The impassioned plea from the rank-and-file member continued: “If you remain, if you go back to work, and you start appealing to the BC to stand up for you or negotiate for you, you are lost. And you will continue to be lost… I don’t think the BC cares, I don’t think the UAW cares. They only want their fees.”

Graduate students of the Department of Religion sent a statement to other departments, announcing that they would continue the strike. It reads, “We reject the unilateral decision made by the unit’s ‘bargaining’ committee to call for a pause of our strike in order to enter mediation with no concessions from the University. … Let us state in no uncertain terms that we are not undertaking these actions to strengthen the position of the current ‘bargaining’ committee at the negotiating table; they do not represent the unit.

“We recognize these tactics [by Columbia University] as the very same applied by bosses the world over.

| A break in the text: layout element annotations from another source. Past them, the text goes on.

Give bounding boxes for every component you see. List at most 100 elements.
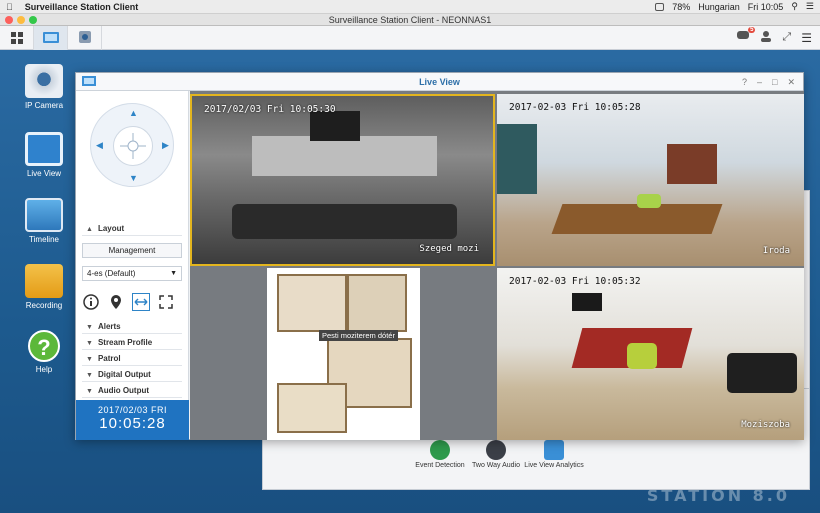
help-icon: ?: [28, 330, 60, 362]
control-sidebar: ▲ ▼ ◀ ▶ ▲ Layout Management 4-es (Default…: [76, 91, 189, 440]
live-view-icon: [25, 132, 63, 166]
map-room: [347, 274, 407, 332]
grid-menu-icon: [10, 31, 23, 44]
wall-shape: [497, 124, 537, 194]
window-controls: [5, 16, 37, 24]
ptz-up-icon[interactable]: ▲: [129, 108, 138, 118]
ptz-right-icon[interactable]: ▶: [162, 140, 169, 151]
info-icon[interactable]: [82, 293, 100, 311]
fit-width-icon[interactable]: [132, 293, 150, 311]
wifi-icon[interactable]: [655, 2, 665, 11]
live-view-analytics-button[interactable]: Live View Analytics: [524, 440, 584, 469]
management-button[interactable]: Management: [82, 243, 182, 258]
desktop-live-view[interactable]: Live View: [17, 132, 71, 178]
zoom-window-button[interactable]: [29, 16, 37, 24]
layout-section-header[interactable]: ▲ Layout: [82, 221, 182, 236]
layout-select[interactable]: 4-es (Default) ▼: [82, 266, 182, 281]
menu-app-name[interactable]: Surveillance Station Client: [25, 2, 139, 12]
close-button[interactable]: ✕: [787, 73, 795, 91]
live-view-window-icon: [82, 76, 96, 86]
counter-shape: [667, 144, 717, 184]
two-way-audio-button[interactable]: Two Way Audio: [466, 440, 526, 469]
camera-timestamp: 2017-02-03 Fri 10:05:32: [509, 276, 641, 287]
camera-timestamp: 2017/02/03 Fri 10:05:30: [204, 104, 336, 115]
layout-select-value: 4-es (Default): [87, 269, 136, 278]
view-tools: [82, 293, 175, 311]
recording-icon: [25, 264, 63, 298]
patrol-section[interactable]: ▼ Patrol: [82, 351, 182, 366]
menu-list-icon[interactable]: ☰: [806, 1, 814, 12]
live-view-analytics-icon: [544, 440, 564, 460]
language-indicator[interactable]: Hungarian: [698, 2, 740, 12]
camera-tile-moziszoba[interactable]: 2017-02-03 Fri 10:05:32 Moziszoba: [497, 268, 804, 440]
desktop-timeline[interactable]: Timeline: [17, 198, 71, 244]
live-view-window: Live View ? – □ ✕ ▲ ▼ ◀ ▶ ▲ Layout Manage…: [75, 72, 804, 440]
room-wall: [252, 136, 437, 176]
feature-label: Live View Analytics: [524, 462, 584, 469]
desktop-recording[interactable]: Recording: [17, 264, 71, 310]
desktop-icon-label: Live View: [26, 169, 62, 178]
section-label: Alerts: [97, 322, 121, 331]
desktop-icon-label: Help: [35, 365, 53, 374]
window-title: Surveillance Station Client - NEONNAS1: [328, 15, 492, 25]
sofa-shape: [232, 204, 457, 239]
sidebar-clock: 2017/02/03 FRI 10:05:28: [76, 400, 189, 440]
section-label: Audio Output: [97, 386, 150, 395]
battery-percent[interactable]: 78%: [672, 2, 690, 12]
feature-label: Two Way Audio: [472, 462, 520, 469]
ip-camera-icon: [25, 64, 63, 98]
fullscreen-icon[interactable]: ⤢: [782, 31, 791, 44]
desk-shape: [551, 204, 723, 234]
search-icon[interactable]: ⚲: [791, 1, 798, 12]
clock-date: 2017/02/03 FRI: [97, 405, 168, 415]
fullscreen-view-icon[interactable]: [157, 293, 175, 311]
timeline-icon: [25, 198, 63, 232]
close-window-button[interactable]: [5, 16, 13, 24]
main-menu-button[interactable]: [0, 25, 34, 50]
apple-icon[interactable]: : [6, 2, 13, 12]
help-button[interactable]: ?: [742, 73, 747, 91]
desktop-help[interactable]: ? Help: [17, 330, 71, 374]
minimize-window-button[interactable]: [17, 16, 25, 24]
camera-tile-iroda[interactable]: 2017-02-03 Fri 10:05:28 Iroda: [497, 94, 804, 266]
two-way-audio-icon: [486, 440, 506, 460]
event-detection-button[interactable]: Event Detection: [410, 440, 470, 469]
ptz-center[interactable]: [113, 126, 153, 166]
minimize-button[interactable]: –: [757, 73, 762, 91]
audio-output-section[interactable]: ▼ Audio Output: [82, 383, 182, 398]
notifications-button[interactable]: 5: [736, 27, 756, 45]
desktop-icon-label: Timeline: [29, 235, 59, 244]
camera-tile-szeged[interactable]: 2017/02/03 Fri 10:05:30 Szeged mozi: [190, 94, 495, 266]
sofa-shape: [727, 353, 797, 393]
stream-profile-section[interactable]: ▼ Stream Profile: [82, 335, 182, 350]
desktop-ip-camera[interactable]: IP Camera: [17, 64, 71, 110]
section-label: Patrol: [97, 354, 121, 363]
clock-time: 10:05:28: [99, 415, 166, 432]
camera-name: Iroda: [762, 246, 790, 256]
menu-bar:  Surveillance Station Client 78% Hungar…: [0, 0, 820, 14]
ptz-down-icon[interactable]: ▼: [129, 173, 138, 183]
live-view-tab-icon: [42, 31, 59, 43]
live-view-titlebar[interactable]: Live View ? – □ ✕: [76, 73, 803, 91]
map-pin-icon[interactable]: [107, 293, 125, 311]
live-view-tab[interactable]: [34, 25, 68, 50]
floor-map[interactable]: Pesti moziterem dótér: [267, 268, 420, 440]
chevron-down-icon: ▼: [170, 270, 177, 277]
tv-shape: [310, 111, 360, 141]
alerts-section[interactable]: ▼ Alerts: [82, 319, 182, 334]
ptz-left-icon[interactable]: ◀: [96, 140, 103, 151]
tv-shape: [572, 293, 602, 311]
hamburger-menu-icon[interactable]: ☰: [801, 31, 812, 45]
ip-camera-tab[interactable]: [68, 25, 102, 50]
camera-name: Szeged mozi: [419, 244, 479, 254]
ptz-control[interactable]: ▲ ▼ ◀ ▶: [90, 103, 174, 187]
user-icon[interactable]: [760, 30, 772, 45]
menu-status-area: 78% Hungarian Fri 10:05 ⚲ ☰: [655, 1, 814, 12]
menu-clock[interactable]: Fri 10:05: [748, 2, 784, 12]
digital-output-section[interactable]: ▼ Digital Output: [82, 367, 182, 382]
armchair-shape: [627, 343, 657, 369]
ip-camera-tab-icon: [78, 30, 91, 43]
maximize-button[interactable]: □: [772, 73, 777, 91]
desktop-icon-label: Recording: [25, 301, 63, 310]
toolbar-right: 5 ⤢ ☰: [736, 27, 820, 45]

Though the clear intent is to break our spirit and our will, we are determined not only to endure but to triumph.”

Throughout the strike, the UAW has functioned as the principal strike breaker, de facto working on behalf not of the graduate students, but of Columbia University’s administration. The UAW is sitting on a $790 million strike fund, yet it paid students only $275 a week, an amount of money that is impossible to live on in New York City, one of the most expensive cities in the world. The UAW thus directly facilitated the efforts of the university administration to starve the strikers into submission.

The role of the UAW flows from the decades-long integration of the unions into corporate management and the capitalist state. Just like the Columbia administration, the UAW is keenly aware that the militancy of the Columbia graduate students reflects a much broader radicalization of the working class.

The ruling class as a whole is terrified that every struggle of workers has the potential to garner mass support. Over the past year, it has pursued a policy in response to the pandemic that has led to mass death and social misery. It is relying on organizations like the UAW to contain and suppress opposition.

The International Youth and Students for Social Equality calls on Columbia graduate students to reject the efforts by the UAW to shut down their strike. Call a mass meeting of all striking workers! Repudiate the bargaining committee and elect a new leadership! Expand the struggle to the broadest sections of the working class!